Deionised water: Deionising is often successful in eradicating ionised pollutants, but it doesn’t work on pathogens, so the resulting product isn’t necessarily safe to drink.
Is bottled water safe?
Although people assume that the bottled water sold on supermarket shelves is safe, this isn’t always the case. There are many factors to consider, such as where the water is sourced, how it is bottled and how it is transported. Water bottled at a natural spring is completely different to that which comes from a tap and is then cleaned.
First of all, plastic contains toxins, which, over time, can enter the water. The longer the water stays in a bottle, the more likely this is. So, even though reusing a bottle is the environmentally friendly thing to do, it might not be so friendly to your body.
Secondly, a lot of bottled water is nothing more than purified tap water. While this is less likely to contain chemicals, it is often short of the minerals and nutrients you need, so drinking it won’t do much for your health.
Thirdly, bottled water is an environmental disaster. Plastics are a major source of landfill, transporting the bottles over long distances requires copious amounts of fuel. Some companies carry bottled water halfway across the world on ships and aeroplanes, which is a bit crazy and irresponsible, when you think about it.
The good news is that not all bottled water is bad. For example, Beloka Water comes in glass bottles – rather than plastic – so you don’t have to worry about adding to landfill or unintentionally consuming nasties.
Also, most importantly, Beloka Water is bottled at a pure source in Australia, high in the mountains of New South Wales. This means it’s clean, pure and rich in mineral and chemicals. In addition, transport miles are kept to a minimum. So, Beloka Water is friendly to both you and the planet. We think it’s mad to import mineral water from Europe when we have such amazing water right here in Australia.
Mineral Rich H2O
The most beneficial and health-giving water is packed with minerals and is derived from a clean source, away from contaminants.
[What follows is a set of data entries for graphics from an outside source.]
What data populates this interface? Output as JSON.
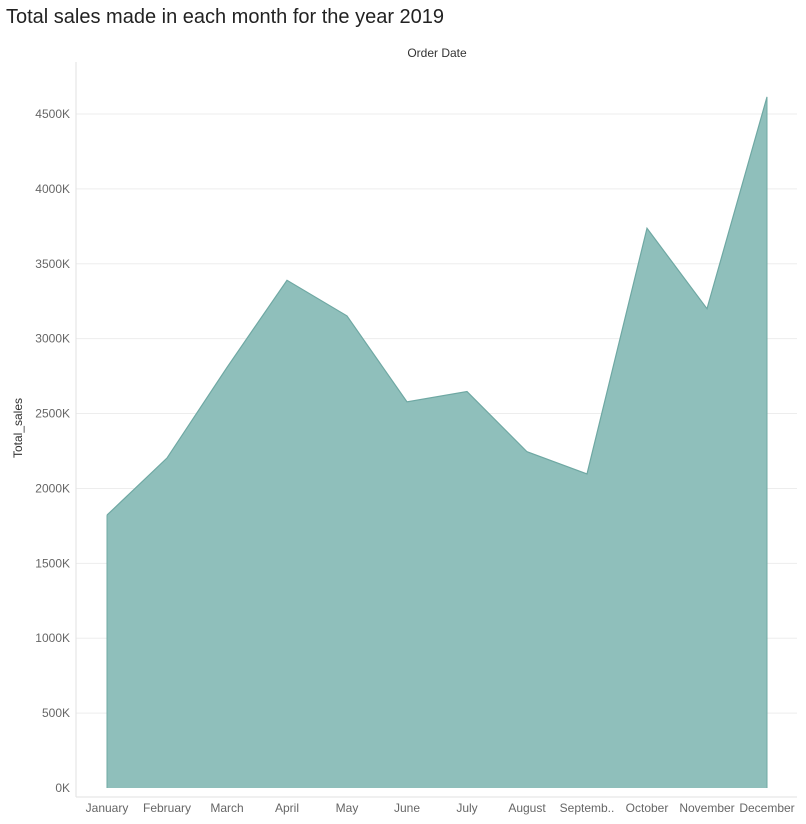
{
  "chart_data": {
    "type": "area",
    "title": "Total sales made in each month for the year 2019",
    "xlabel": "Order Date",
    "ylabel": "Total_sales",
    "categories": [
      "January",
      "February",
      "March",
      "April",
      "May",
      "June",
      "July",
      "August",
      "September",
      "October",
      "November",
      "December"
    ],
    "category_labels": [
      "January",
      "February",
      "March",
      "April",
      "May",
      "June",
      "July",
      "August",
      "Septemb..",
      "October",
      "November",
      "December"
    ],
    "series": [
      {
        "name": "Total_sales",
        "values": [
          1822,
          2203,
          2808,
          3390,
          3152,
          2578,
          2647,
          2245,
          2097,
          3737,
          3200,
          4614
        ]
      }
    ],
    "value_unit": "K",
    "ylim": [
      0,
      4750
    ],
    "yticks": [
      0,
      500,
      1000,
      1500,
      2000,
      2500,
      3000,
      3500,
      4000,
      4500
    ],
    "ytick_labels": [
      "0K",
      "500K",
      "1000K",
      "1500K",
      "2000K",
      "2500K",
      "3000K",
      "3500K",
      "4000K",
      "4500K"
    ],
    "grid": true,
    "fill_color": "#8fbfbb",
    "line_color": "#6fa8a3"
  }
}
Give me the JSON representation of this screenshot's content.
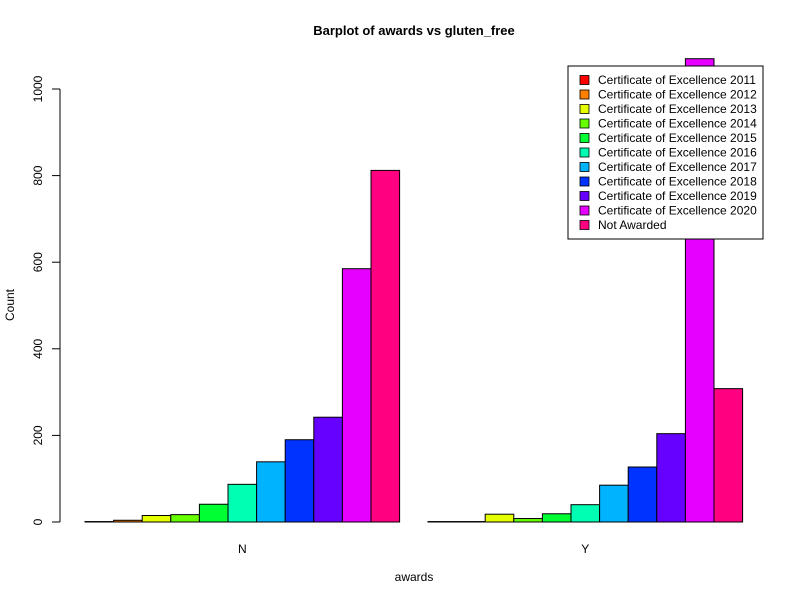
{
  "chart_data": {
    "type": "bar",
    "title": "Barplot of awards vs gluten_free",
    "xlabel": "awards",
    "ylabel": "Count",
    "categories": [
      "N",
      "Y"
    ],
    "yticks": [
      "0",
      "200",
      "400",
      "600",
      "800",
      "1000"
    ],
    "ylim": [
      0,
      1000
    ],
    "legend_position": "top-right",
    "series": [
      {
        "name": "Certificate of Excellence 2011",
        "color": "#FF0000",
        "values": [
          1,
          1
        ]
      },
      {
        "name": "Certificate of Excellence 2012",
        "color": "#FF7F00",
        "values": [
          4,
          1
        ]
      },
      {
        "name": "Certificate of Excellence 2013",
        "color": "#E6FF00",
        "values": [
          15,
          18
        ]
      },
      {
        "name": "Certificate of Excellence 2014",
        "color": "#66FF00",
        "values": [
          17,
          8
        ]
      },
      {
        "name": "Certificate of Excellence 2015",
        "color": "#00FF33",
        "values": [
          41,
          19
        ]
      },
      {
        "name": "Certificate of Excellence 2016",
        "color": "#00FFB2",
        "values": [
          87,
          40
        ]
      },
      {
        "name": "Certificate of Excellence 2017",
        "color": "#00B3FF",
        "values": [
          139,
          85
        ]
      },
      {
        "name": "Certificate of Excellence 2018",
        "color": "#0033FF",
        "values": [
          190,
          127
        ]
      },
      {
        "name": "Certificate of Excellence 2019",
        "color": "#6600FF",
        "values": [
          242,
          204
        ]
      },
      {
        "name": "Certificate of Excellence 2020",
        "color": "#E500FF",
        "values": [
          585,
          1070
        ]
      },
      {
        "name": "Not Awarded",
        "color": "#FF0080",
        "values": [
          812,
          308
        ]
      }
    ]
  }
}
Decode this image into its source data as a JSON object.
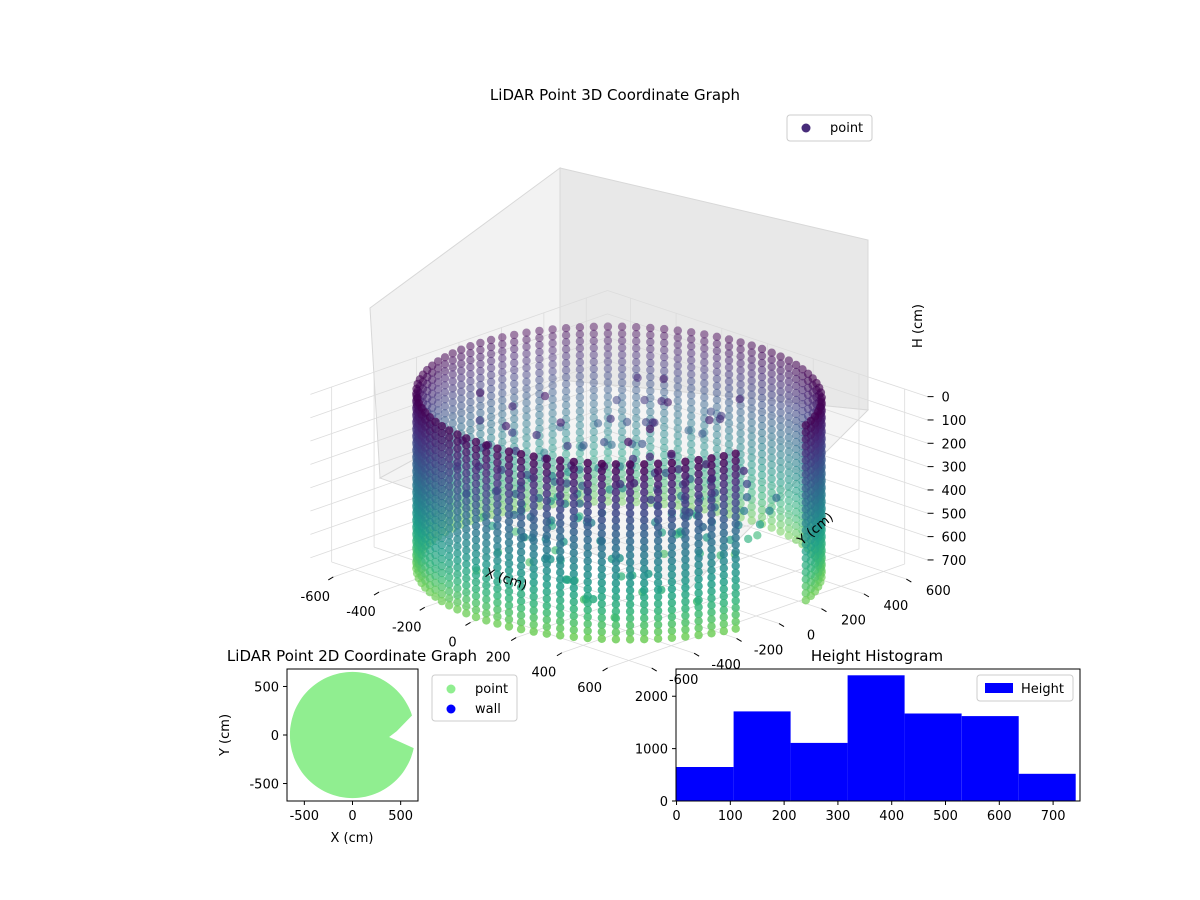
{
  "chart_data": [
    {
      "type": "scatter",
      "title": "LiDAR Point 3D Coordinate Graph",
      "xlabel": "X (cm)",
      "ylabel": "Y (cm)",
      "zlabel": "H (cm)",
      "legend": {
        "placement": "top-right",
        "entries": [
          {
            "label": "point",
            "color": "#472c7a"
          }
        ]
      },
      "x_ticks": [
        -600,
        -400,
        -200,
        0,
        200,
        400,
        600
      ],
      "y_ticks": [
        -600,
        -400,
        -200,
        0,
        200,
        400,
        600
      ],
      "z_ticks": [
        0,
        100,
        200,
        300,
        400,
        500,
        600,
        700
      ],
      "xlim": [
        -700,
        700
      ],
      "ylim": [
        -700,
        700
      ],
      "zlim": [
        750,
        0
      ],
      "grid": true,
      "colormap": "viridis",
      "structure": {
        "wall_radius_cm": 650,
        "wall_height_range_cm": [
          0,
          750
        ],
        "wall_gap_angle_deg": [
          -12,
          18
        ]
      }
    },
    {
      "type": "scatter",
      "title": "LiDAR Point 2D Coordinate Graph",
      "xlabel": "X (cm)",
      "ylabel": "Y (cm)",
      "x_ticks": [
        -500,
        0,
        500
      ],
      "y_ticks": [
        -500,
        0,
        500
      ],
      "xlim": [
        -680,
        680
      ],
      "ylim": [
        -680,
        680
      ],
      "legend": {
        "placement": "outside-right",
        "entries": [
          {
            "label": "point",
            "color": "#90ee90"
          },
          {
            "label": "wall",
            "color": "#0000ff"
          }
        ]
      },
      "structure": {
        "disc_radius_cm": 650,
        "gap_angle_deg": [
          -12,
          18
        ]
      }
    },
    {
      "type": "bar",
      "title": "Height Histogram",
      "legend": {
        "placement": "top-right",
        "entries": [
          {
            "label": "Height",
            "color": "#0000ff"
          }
        ]
      },
      "bin_edges": [
        0,
        106,
        212,
        318,
        424,
        530,
        636,
        742
      ],
      "values": [
        650,
        1710,
        1110,
        2400,
        1670,
        1620,
        520
      ],
      "x_ticks": [
        0,
        100,
        200,
        300,
        400,
        500,
        600,
        700
      ],
      "y_ticks": [
        0,
        1000,
        2000
      ],
      "xlim": [
        -1,
        750
      ],
      "ylim": [
        0,
        2520
      ],
      "color": "#0000ff"
    }
  ]
}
It doesn’t need to go through any purifying processes, which might remove pollutants, but take all the goodness away, too.
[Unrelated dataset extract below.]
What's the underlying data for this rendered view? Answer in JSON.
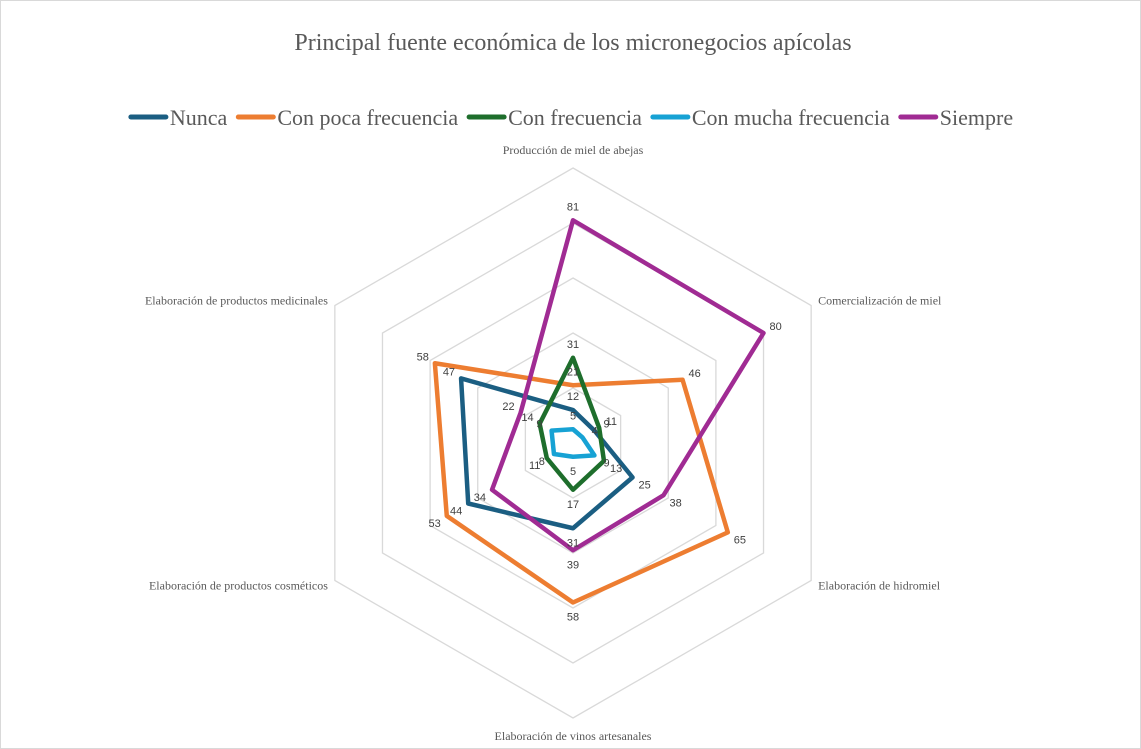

There’s a variety of places where you can find such water. The first is a well, which is where many people around the world without access to tap water get their H2O. Once a subterranean water source is located, a hole is drilled, then fitted with a pump, which pushes the water above ground, where it is then collected.
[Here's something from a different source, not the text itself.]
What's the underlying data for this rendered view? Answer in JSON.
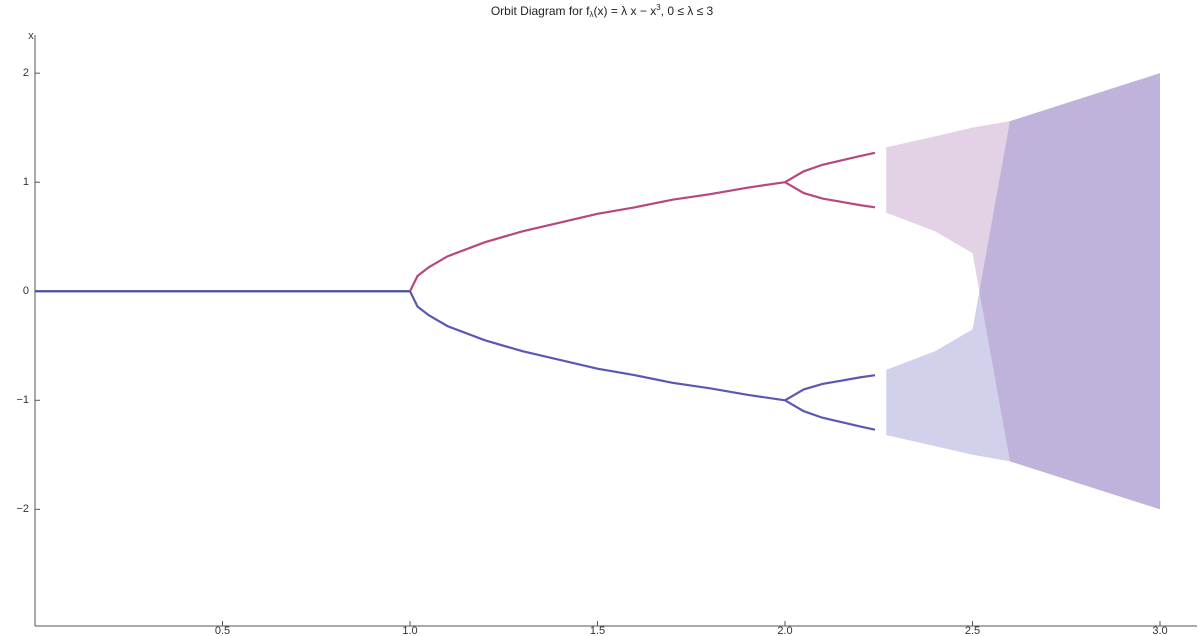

The second is a natural spring. Like well water, this comes from a naturally-occurring source, so it’s full of minerals and nutrients, including magnesium, potassium, and sodium. When you see bottled water that’s labelled “spring” or “Artesian”, this is where it comes from. It’s definitely preferable to bottled water that is nothing but cleaned-up tap water.
Needless to say, not everyone has a well or a natural spring on their doorstep, or the money to buy bottled Artesian water. So, another option is filtering. Although mineral water is certainly superior to filtered water, a filter is better than no filter at all. The trick is finding the best possible filter, get your hands on one that removes dirt and chemicals, such as chlorine, but keeps the minerals.
Unfortunately, most readily available filters, such as the Brita filters sold in supermarkets, strip the water of everything. A more effective option is absolute one micron filtration, which takes away particles that are one micron or bigger, but keeps minerals. Another is ozonation, which kills bacteria without the use of nasties and also without eliminating minerals.
Water: The fountain of youth
Whichever type of water you decide to drink, make sure you get at least eight glasses a day. As far as possible, keep away from dangerous chemicals and unpleasant plastics. Instead, go for water that is rich in minerals and nutrients, which are crucial to health and well-being.